Tous ces outils sont mis à disposition des fédérations sportives et des CREPS (Centres régionaux d'éducation physique et sprotive, voir par exemple ici le CREPS Ile-de-France) qui entraînent les jeunes athlètes en régions. SportEEF est un dispositif ouvert aux membres de notre réseau quelle que soit leur origine du moment que leur activité est liée au sport. Nous encourageons la mutualisation des contenus. Les formateurs peuvent déposer leurs contenus sur la plateforme et les partager à leur guise : avec leur seule fédération, avec l'ensemble du monde sportif... ou même les conserver pour leur seul usage. Nous avons présenté ce dispositif lors de la Nuit de la Formation professionnelle et nous avons gagné le prix de la meilleure stratégie 2011.

Quels cours sont accessibles aux athlètes accueillis à l'INSEP ?
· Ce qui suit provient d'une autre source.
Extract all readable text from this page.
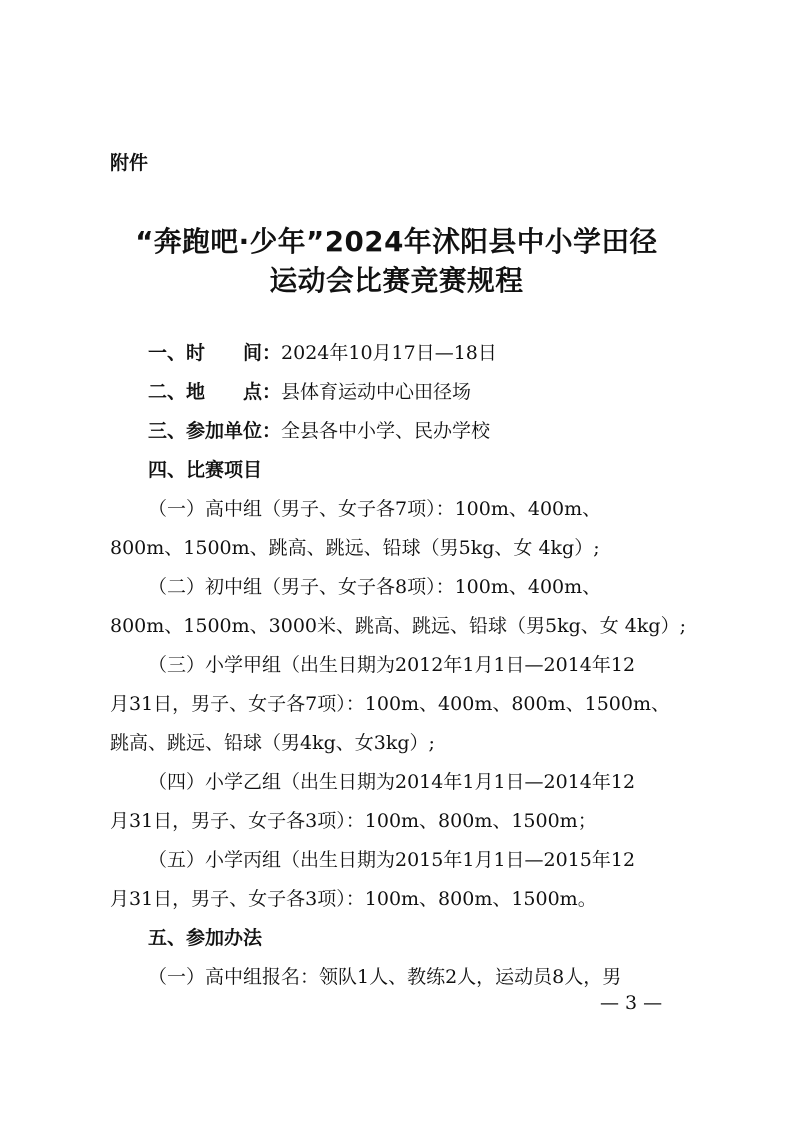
附件
“奔跑吧·少年”2024年沭阳县中小学田径
运动会比赛竞赛规程
一、时　　间：2024年10月17日—18日
二、地　　点：县体育运动中心田径场
三、参加单位：全县各中小学、民办学校
四、比赛项目
（一）高中组（男子、女子各7项）：100m、400m、
800m、1500m、跳高、跳远、铅球（男5kg、女 4kg）;
（二）初中组（男子、女子各8项）：100m、400m、
800m、1500m、3000米、跳高、跳远、铅球（男5kg、女 4kg）;
（三）小学甲组（出生日期为2012年1月1日—2014年12
月31日，男子、女子各7项）：100m、400m、800m、1500m、
跳高、跳远、铅球（男4kg、女3kg）;
（四）小学乙组（出生日期为2014年1月1日—2014年12
月31日，男子、女子各3项）：100m、800m、1500m；
（五）小学丙组（出生日期为2015年1月1日—2015年12
月31日，男子、女子各3项）：100m、800m、1500m。
五、参加办法
（一）高中组报名：领队1人、教练2人，运动员8人，男
— 3 —
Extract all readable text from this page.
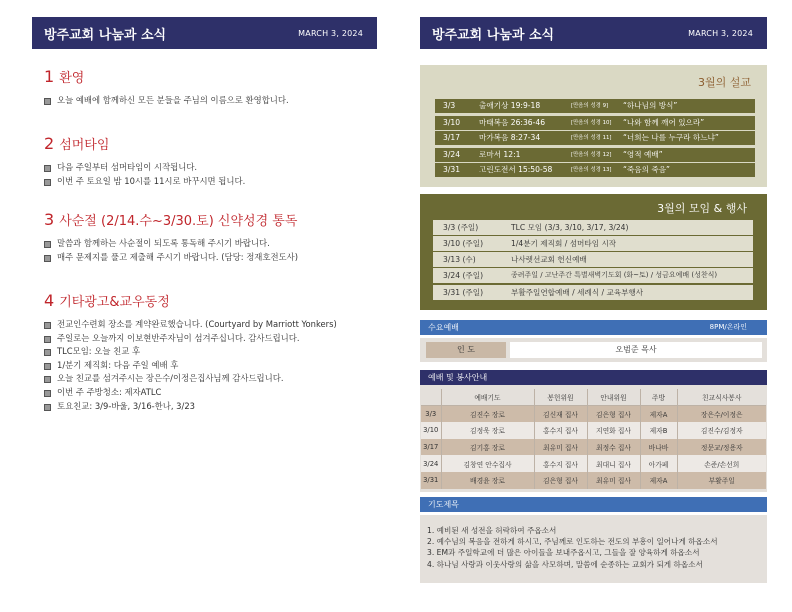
방주교회 나눔과 소식	MARCH 3, 2024
1 환영
오늘 예배에 함께하신 모든 분들을 주님의 이름으로 환영합니다.
2 섬머타임
다음 주일부터 섬머타임이 시작됩니다.
이번 주 토요일 밤 10시를 11시로 바꾸시면 됩니다.
3 사순절 (2/14.수~3/30.토) 신약성경 통독
말씀과 함께하는 사순절이 되도록 통독해 주시기 바랍니다.
매주 문제지를 풀고 제출해 주시기 바랍니다. (담당: 정재호전도사)
4 기타광고&교우동정
전교인수련회 장소를 계약완료했습니다. (Courtyard by Marriott Yonkers)
주일로는 오늘까지 이보현반주자님이 섬겨주십니다. 감사드립니다.
TLC모임: 오늘 친교 후
1/분기 제직회: 다음 주일 예배 후
오늘 친교를 섬겨주시는 장은수/이정은집사님께 감사드립니다.
이번 주 주방청소: 제자ATLC
토요친교: 3/9-바울, 3/16-한나, 3/23
방주교회 나눔과 소식	MARCH 3, 2024
3월의 설교
3/3	출애기상 19:9-18	[만음의 성경 9] “하나님의 방식”
3/10 마태복음 26:36-46	[만음의 성경 10] “나와 함께 깨어 있으라”
3/17 마가복음 8:27-34	[만음의 성경 11] “너희는 나를 누구라 하느냐”
3/24 로마서 12:1	[만음의 성경 12] “영적 예배”
3/31 고린도전서 15:50-58	[만음의 성경 13] “죽음의 죽음”
3월의 모임 & 행사
3/3 (주일)	TLC 모임 (3/3, 3/10, 3/17, 3/24)
3/10 (주일)	1/4분기 제직회 / 섬머타임 시작
3/13 (수)	나사렛선교회 헌신예배
3/24 (주일)	종려주일 / 고난주간 특별새벽기도회 (화~토) / 성금요예배 (성찬식)
3/31 (주일)	부활주일연합예배 / 세례식 / 교육부행사
수요예배	8PM/온라인
인 도	오범준 목사
예배 및 봉사안내
	예배기도	봉헌위원	안내위원	주방	친교식사봉사
3/3	김진수 장로	김신재 집사	김은형 집사	제자A	장은수/이정은
3/10	김정욱 장로	홍수지 집사	지연화 집사	제자B	김진수/김정자
3/17	김기홍 장로	최유미 집사	최정수 집사	바나바	정문교/정용자
3/24	김창연 안수집사	홍수지 집사	최대니 집사	아가페	손준/손선희
3/31	배경윤 장로	김은형 집사	최유미 집사	제자A	부활주일
기도제목

1. 예비된 새 성전을 허락하여 주옵소서

2. 예수님의 복음을 전하게 하시고, 주님께로 인도하는 전도의 부흥이 일어나게 하옵소서

3. EM과 주일학교에 더 많은 아이들을 보내주옵시고, 그들을 잘 양육하게 하옵소서

4. 하나님 사랑과 이웃사랑의 삶을 사모하며, 말씀에 순종하는 교회가 되게 하옵소서
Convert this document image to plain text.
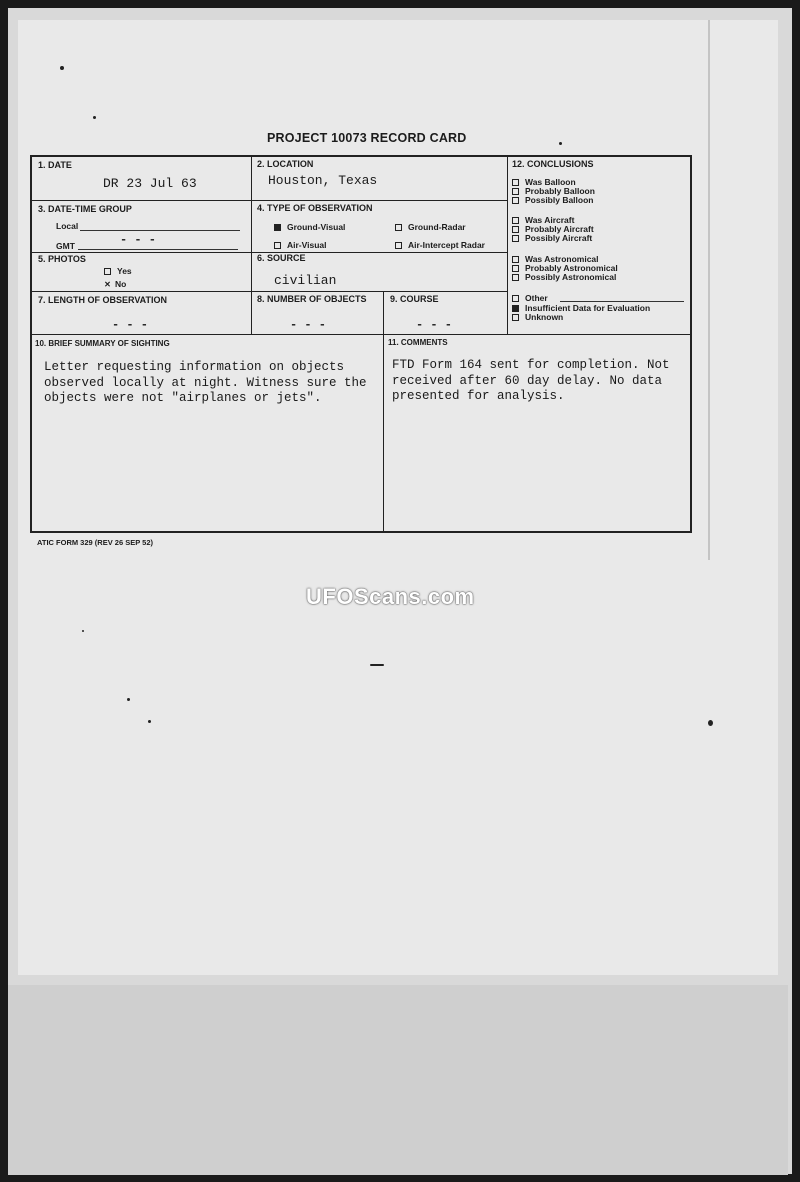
PROJECT 10073 RECORD CARD
1. DATE
DR 23 Jul 63
2. LOCATION
Houston, Texas
12. CONCLUSIONS
Was Balloon
Probably Balloon
Possibly Balloon
Was Aircraft
Probably Aircraft
Possibly Aircraft
Was Astronomical
Probably Astronomical
Possibly Astronomical
Other
Insufficient Data for Evaluation
Unknown
3. DATE-TIME GROUP
Local
GMT	- - -
4. TYPE OF OBSERVATION
Ground-Visual	Ground-Radar
Air-Visual	Air-Intercept Radar
5. PHOTOS
Yes
✕ No
6. SOURCE
civilian
7. LENGTH OF OBSERVATION
- - -
8. NUMBER OF OBJECTS
- - -
9. COURSE
- - -
10. BRIEF SUMMARY OF SIGHTING
Letter requesting information on objects
observed locally at night. Witness sure the
objects were not "airplanes or jets".
11. COMMENTS
FTD Form 164 sent for completion. Not
received after 60 day delay. No data
presented for analysis.
ATIC FORM 329 (REV 26 SEP 52)
UFOScans.com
La quasi-totalité des cours dispensés en présence est accessible sur la plateforme. C'est indispensable car les sportifs ne suivent pas tous le même calendrier, celui-ci est évidemment tributaire de leur discipline : le cycliste n'a pas le même calendrier que le tennisman, etc. Les classes ne sont donc jamais complètes et chacun doit pouvoir rattraper ses cours. Selon les délais, les enseignants, nous réalisons des captations vidéos des cours, nous sonorisons les textes (pour qu'ils puissent être écoutés). La plate-forme offre aux enseignants des outils intégrés ou non de rapid learning pour médiatiser leurs cours.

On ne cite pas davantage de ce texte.